The game's story centers on Guybrush Threepwood, a wannabe pirate who must lift a curse from his love Elaine Marley. As the story progresses, he must deal with a band of mysterious pirates, a rival stereotypical French buccaneer, a band of cutthroat smugglers, as well as his old nemesis LeChuck.
The Curse of Monkey Island is a point-and-click adventure game. The SCUMM engine was also used in this Monkey Island installment but it was upgraded to a "verb coin" (modelled after Full Throttle), an interface that consisted in a coin-shaped menu with three icons: a hand, a skull, and a parrot, basically representing actions related to hands, eyes and mouth, respectively. These icons implied the actions Guybrush would perform with an object. The hand icon would usually mean actions such as picking something up, operating a mechanism or hitting someone, the skull icon was most used for examining or looking at objects and the parrot icon was used to issue Guybrush commands such as talking to someone or opening a bottle with his teeth. The inventory and actions were thus visible on click, rather than on the bottom of the screen as previous point-and-click games by Lucasarts.

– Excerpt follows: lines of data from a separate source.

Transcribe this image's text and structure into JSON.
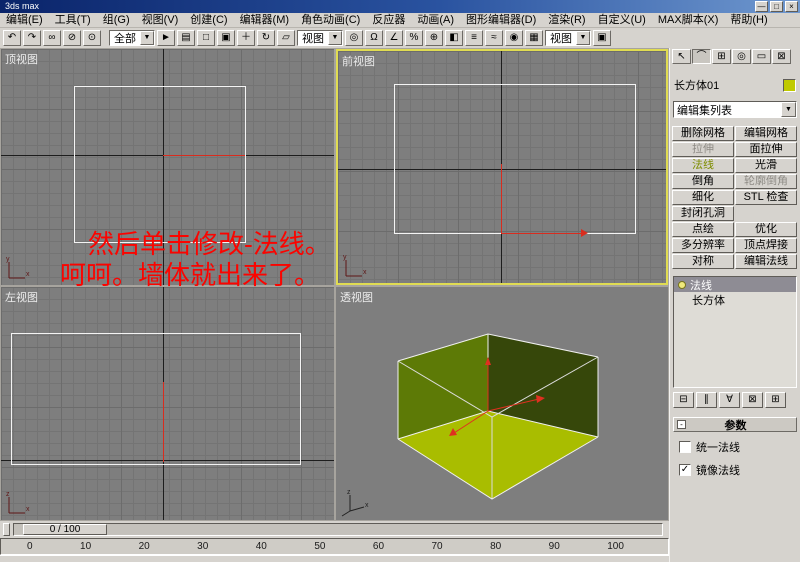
{
  "window": {
    "title": "3ds max",
    "controls": [
      {
        "glyph": "—"
      },
      {
        "glyph": "□"
      },
      {
        "glyph": "×"
      }
    ]
  },
  "menu": {
    "items": [
      "编辑(E)",
      "工具(T)",
      "组(G)",
      "视图(V)",
      "创建(C)",
      "编辑器(M)",
      "角色动画(C)",
      "反应器",
      "动画(A)",
      "图形编辑器(D)",
      "渲染(R)",
      "自定义(U)",
      "MAX脚本(X)",
      "帮助(H)"
    ]
  },
  "toolbar": {
    "icons_a": [
      {
        "glyph": "↶"
      },
      {
        "glyph": "↷"
      },
      {
        "glyph": "∞"
      },
      {
        "glyph": "⊘"
      },
      {
        "glyph": "⊙"
      }
    ],
    "filter_combo": {
      "value": "全部"
    },
    "icons_b": [
      {
        "glyph": "►"
      },
      {
        "glyph": "▤"
      },
      {
        "glyph": "□"
      },
      {
        "glyph": "▣"
      },
      {
        "glyph": "＋"
      },
      {
        "glyph": "↻"
      },
      {
        "glyph": "▱"
      }
    ],
    "coord_combo": {
      "value": "视图"
    },
    "icons_c": [
      {
        "glyph": "◎"
      },
      {
        "glyph": "Ω"
      },
      {
        "glyph": "∠"
      },
      {
        "glyph": "%"
      },
      {
        "glyph": "⊕"
      },
      {
        "glyph": "◧"
      },
      {
        "glyph": "≡"
      },
      {
        "glyph": "≈"
      },
      {
        "glyph": "◉"
      },
      {
        "glyph": "▦"
      }
    ],
    "render_combo": {
      "value": "视图"
    },
    "icons_d": [
      {
        "glyph": "▣"
      }
    ]
  },
  "icons": {
    "dropdown_arrow": "▼",
    "check": "✓",
    "collapse": "-",
    "axis_x": "x",
    "axis_y": "y",
    "axis_z": "z"
  },
  "viewports": {
    "top_label": "顶视图",
    "front_label": "前视图",
    "left_label": "左视图",
    "persp_label": "透视图"
  },
  "overlay": {
    "line1": "然后单击修改-法线。",
    "line2": "呵呵。墙体就出来了。",
    "color": "#ff0000"
  },
  "command_panel": {
    "tabs": [
      {
        "glyph": "↖"
      },
      {
        "glyph": "⌒"
      },
      {
        "glyph": "⊞"
      },
      {
        "glyph": "◎"
      },
      {
        "glyph": "▭"
      },
      {
        "glyph": "⊠"
      }
    ],
    "object_name": "长方体01",
    "object_color": "#c0ca00",
    "modifier_list_label": "编辑集列表",
    "buttons": [
      {
        "label": "删除网格",
        "state": ""
      },
      {
        "label": "编辑网格",
        "state": ""
      },
      {
        "label": "拉伸",
        "state": "disabled"
      },
      {
        "label": "面拉伸",
        "state": ""
      },
      {
        "label": "法线",
        "state": "active"
      },
      {
        "label": "光滑",
        "state": ""
      },
      {
        "label": "倒角",
        "state": ""
      },
      {
        "label": "轮廓倒角",
        "state": "disabled"
      },
      {
        "label": "细化",
        "state": ""
      },
      {
        "label": "STL 检查",
        "state": ""
      },
      {
        "label": "封闭孔洞",
        "state": ""
      },
      {
        "label": "",
        "state": "empty"
      },
      {
        "label": "点绘",
        "state": ""
      },
      {
        "label": "优化",
        "state": ""
      },
      {
        "label": "多分辨率",
        "state": ""
      },
      {
        "label": "顶点焊接",
        "state": ""
      },
      {
        "label": "对称",
        "state": ""
      },
      {
        "label": "编辑法线",
        "state": ""
      }
    ],
    "stack": {
      "items": [
        {
          "label": "法线",
          "selected": true
        },
        {
          "label": "长方体",
          "selected": false
        }
      ]
    },
    "stack_tools": [
      {
        "glyph": "⊟"
      },
      {
        "glyph": "∥"
      },
      {
        "glyph": "∀"
      },
      {
        "glyph": "⊠"
      },
      {
        "glyph": "⊞"
      }
    ],
    "parameters": {
      "title": "参数",
      "checkboxes": [
        {
          "label": "统一法线",
          "checked": false
        },
        {
          "label": "镜像法线",
          "checked": true
        }
      ]
    }
  },
  "timeline": {
    "slider_value": "0 / 100",
    "ticks": [
      "0",
      "10",
      "20",
      "30",
      "40",
      "50",
      "60",
      "70",
      "80",
      "90",
      "100"
    ]
  }
}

The player controlled a white 'X' cursor with the mouse, that turned red whenever landing onto an object (or person) with which Guybrush could interact. Holding left click over an object, whether in or outside the inventory, would bring up the coin menu, while right clicking it would perform the most obvious action with this particular object. Right clicking a door, for example, made Guybrush attempt to open it, while right clicking a person meant talking to him or her.